- Non-Accidental Head Injury (NAHI also sometimes referred to as Shaken Baby Syndrome, Abusive Head Trauma or Inflicted Head Injury)
- The Triad (a term used to describe a combination of injuries suggestive of NAHI, although it is known that not all NAHI present with the triad. These include bleeds to the brain, bleeding in the eyes and fractures)
- Brain Injury (e.g. bruising, bleeding or various kinds of damage to the brain)
- Eye Injury (e.g. bleeding to the eyes. This can be retinal, pre-retinal, intra retinal, sub-conjunctival etc)
- Bony injury (e.g. fractures, dislocated joints etc)
- Skin injury (e.g. bruising, petechiae markings blisters, bites, burns etc)

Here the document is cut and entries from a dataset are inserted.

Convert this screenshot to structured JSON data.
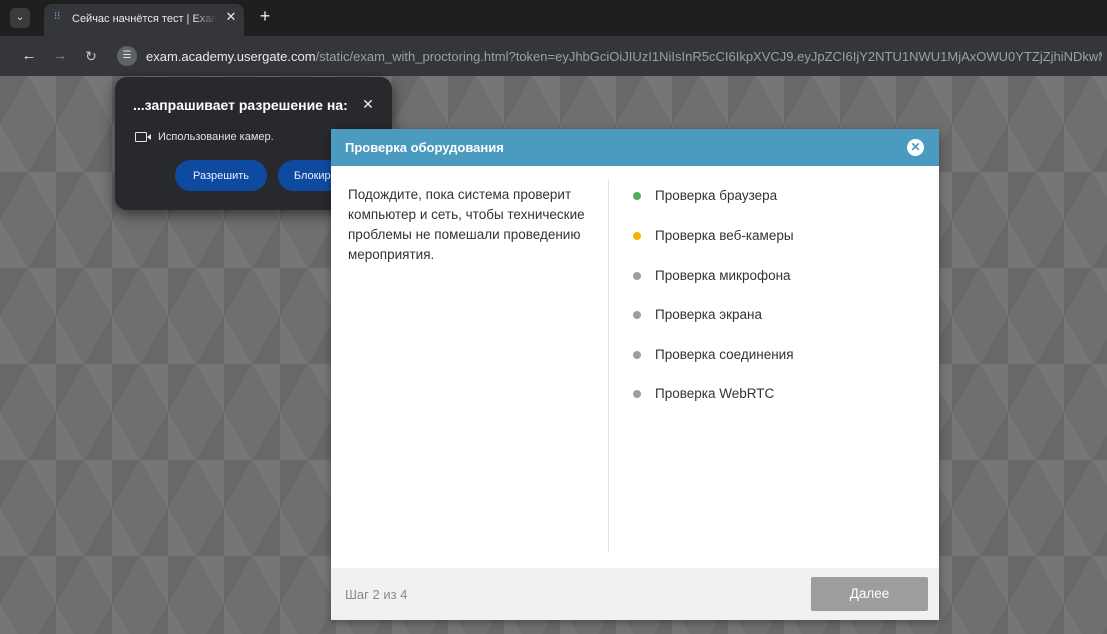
{
  "browser": {
    "tab": {
      "title": "Сейчас начнётся тест | Exam UserGate",
      "audio_icon": "audio-wave-icon"
    },
    "new_tab_label": "+",
    "url_host": "exam.academy.usergate.com",
    "url_path": "/static/exam_with_proctoring.html?token=eyJhbGciOiJIUzI1NiIsInR5cCI6IkpXVCJ9.eyJpZCI6IjY2NTU1NWU1MjAxOWU0YTZjZjhiNDkwMSIsImhvc3QiOi"
  },
  "permission": {
    "title": "...запрашивает разрешение на:",
    "item": "Использование камер.",
    "allow_label": "Разрешить",
    "block_label": "Блокировать"
  },
  "modal": {
    "title": "Проверка оборудования",
    "description": "Подождите, пока система проверит компьютер и сеть, чтобы технические проблемы не помешали проведению мероприятия.",
    "checks": [
      {
        "label": "Проверка браузера",
        "status": "done",
        "color": "#4caf50"
      },
      {
        "label": "Проверка веб-камеры",
        "status": "in-progress",
        "color": "#f4b400"
      },
      {
        "label": "Проверка микрофона",
        "status": "pending",
        "color": "#9e9e9e"
      },
      {
        "label": "Проверка экрана",
        "status": "pending",
        "color": "#9e9e9e"
      },
      {
        "label": "Проверка соединения",
        "status": "pending",
        "color": "#9e9e9e"
      },
      {
        "label": "Проверка WebRTC",
        "status": "pending",
        "color": "#9e9e9e"
      }
    ],
    "step": "Шаг 2 из 4",
    "next_label": "Далее",
    "header_color": "#4b9ac0"
  }
}
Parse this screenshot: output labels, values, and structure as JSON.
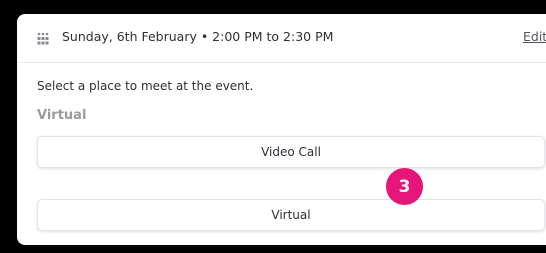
{
  "event": {
    "date_icon": "calendar-people-icon",
    "date_time": "Sunday, 6th February • 2:00 PM to 2:30 PM",
    "edit_label": "Edit"
  },
  "instruction": "Select a place to meet at the event.",
  "section": {
    "label": "Virtual",
    "options": [
      {
        "label": "Video Call"
      },
      {
        "label": "Virtual"
      }
    ]
  },
  "step_badge": "3",
  "colors": {
    "background": "#000000",
    "panel": "#ffffff",
    "badge": "#e5157a",
    "text": "#2f2f3a",
    "muted": "#9a9aa4"
  }
}
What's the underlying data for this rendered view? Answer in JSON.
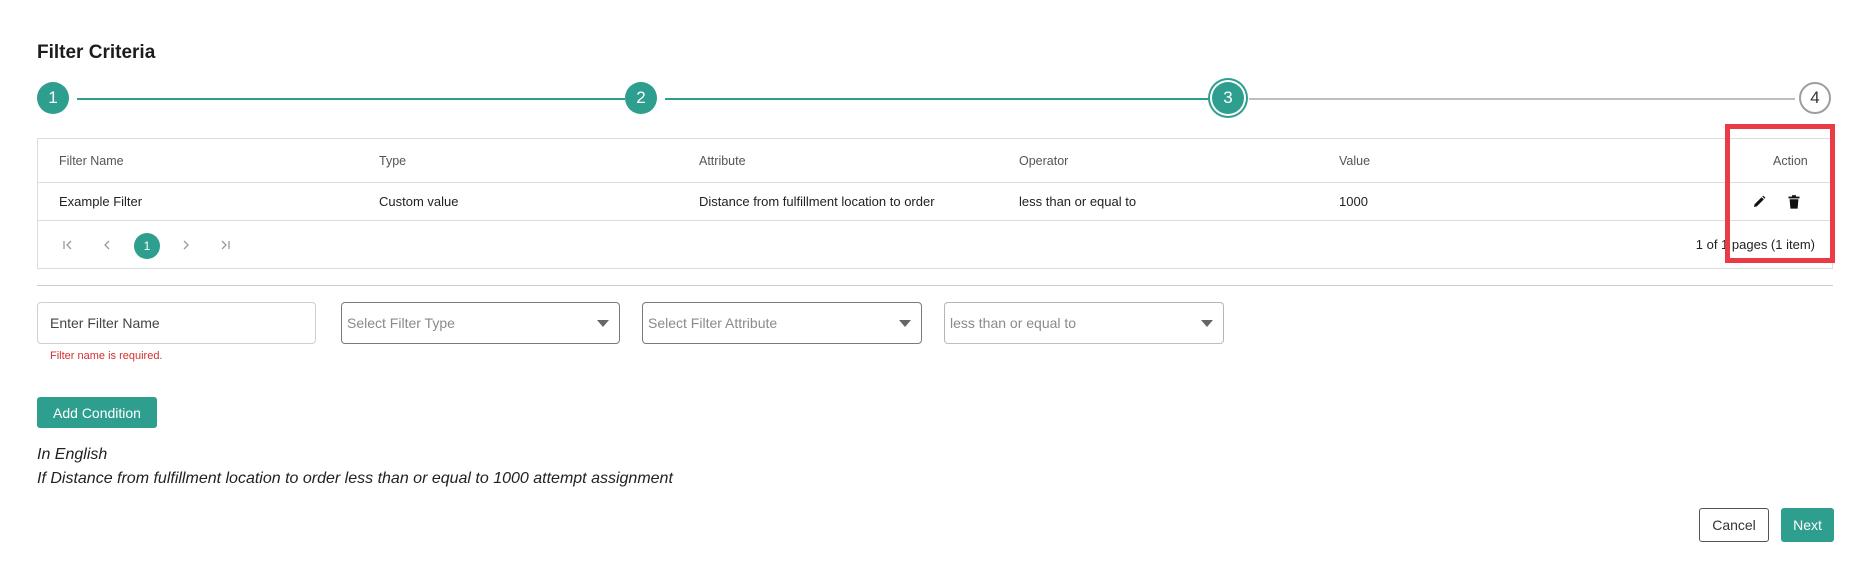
{
  "page": {
    "title": "Filter Criteria"
  },
  "stepper": {
    "steps": [
      {
        "label": "1",
        "state": "completed"
      },
      {
        "label": "2",
        "state": "completed"
      },
      {
        "label": "3",
        "state": "current"
      },
      {
        "label": "4",
        "state": "pending"
      }
    ]
  },
  "grid": {
    "columns": [
      "Filter Name",
      "Type",
      "Attribute",
      "Operator",
      "Value",
      "Action"
    ],
    "rows": [
      {
        "filter_name": "Example Filter",
        "type": "Custom value",
        "attribute": "Distance from fulfillment location to order",
        "operator": "less than or equal to",
        "value": "1000",
        "actions": [
          "pencil-icon",
          "trash-icon"
        ]
      }
    ],
    "pager": {
      "first": "|<",
      "prev": "<",
      "current_page": "1",
      "next": ">",
      "last": ">|",
      "info": "1 of 1 pages (1 item)"
    }
  },
  "form": {
    "filter_name": {
      "value": "",
      "placeholder": "Enter Filter Name",
      "error": "Filter name is required."
    },
    "filter_type": {
      "placeholder": "Select Filter Type"
    },
    "filter_attribute": {
      "placeholder": "Select Filter Attribute"
    },
    "operator": {
      "value": "less than or equal to"
    },
    "add_condition_label": "Add Condition"
  },
  "summary": {
    "heading": "In English",
    "text": "If Distance from fulfillment location to order less than or equal to 1000 attempt assignment"
  },
  "footer": {
    "cancel_label": "Cancel",
    "next_label": "Next"
  },
  "colors": {
    "accent": "#2e9e8f",
    "highlight": "#ea3b46",
    "error": "#d32f2f"
  }
}
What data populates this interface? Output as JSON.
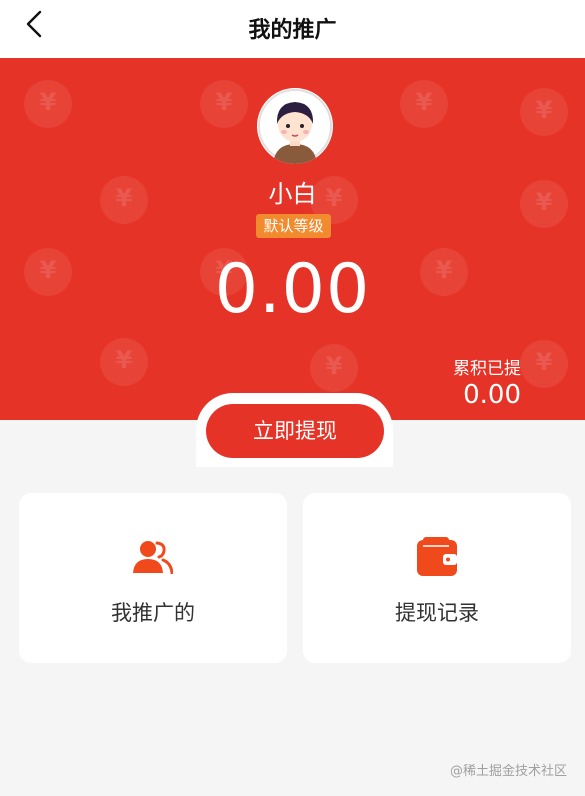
{
  "header": {
    "title": "我的推广"
  },
  "profile": {
    "name": "小白",
    "level": "默认等级"
  },
  "balance": {
    "amount": "0.00",
    "accumulated_label": "累积已提",
    "accumulated_value": "0.00"
  },
  "actions": {
    "withdraw_label": "立即提现"
  },
  "cards": [
    {
      "label": "我推广的",
      "icon": "users-icon"
    },
    {
      "label": "提现记录",
      "icon": "wallet-icon"
    }
  ],
  "colors": {
    "primary_red": "#e63327",
    "badge_orange": "#f28a2e",
    "icon_orange": "#f04a1c",
    "background": "#f5f5f5"
  },
  "watermark": "@稀土掘金技术社区"
}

- Fabricated or Induced Illness (also sometimes referred to a Munchausen’s Syndrome and can include poisoning)
- Infant Death
Where a non-accidental injury is suspected, there are many issues that will need to be considered including the timing/age of the alleged injury, the degree of force needed to cause it, how such an injury can be caused (the mechanism), the presentation of the child and, most importantly, the differentiation between natural causes (medical conditions), accidental causes and non-accidental causes.
When an injury has been identified, either with no explanation or with an explanation that the doctors do not accept explains the injuries sustained, it is likely that social services will become involved for the protection of the child whilst investigations are ongoing and the Local Authority will start care proceedings. It is vital that parents seek legal advice from an experienced care solicitor who specialises in this field as soon as possible where non-accidental injury is suspected.
Some injuries to a child can show obvious signs others are not so much and are discovered upon further medical exploration. What is not always so obvious are any underlying reasons why the injury may have presented itself or the real circumstances which lie behind it.
A major part of our job as your solicitors is to listen to you and help you to provide the evidence needed to explore your side of the story. All too often professionals dealing with injuries to children jump to conclusions that the injury must have been caused non-accidentally if they are told that the injuries do not fit with the explanation provided. That very often includes getting new and impartial professionals to review the evidence, photos, doctors reports and reports from social services to get all the data about what happened. Sometimes we even get totally new examinations done, where considered necessary. Through the process of getting all that additional evidence we can often show a different story to what a parent is being accused of.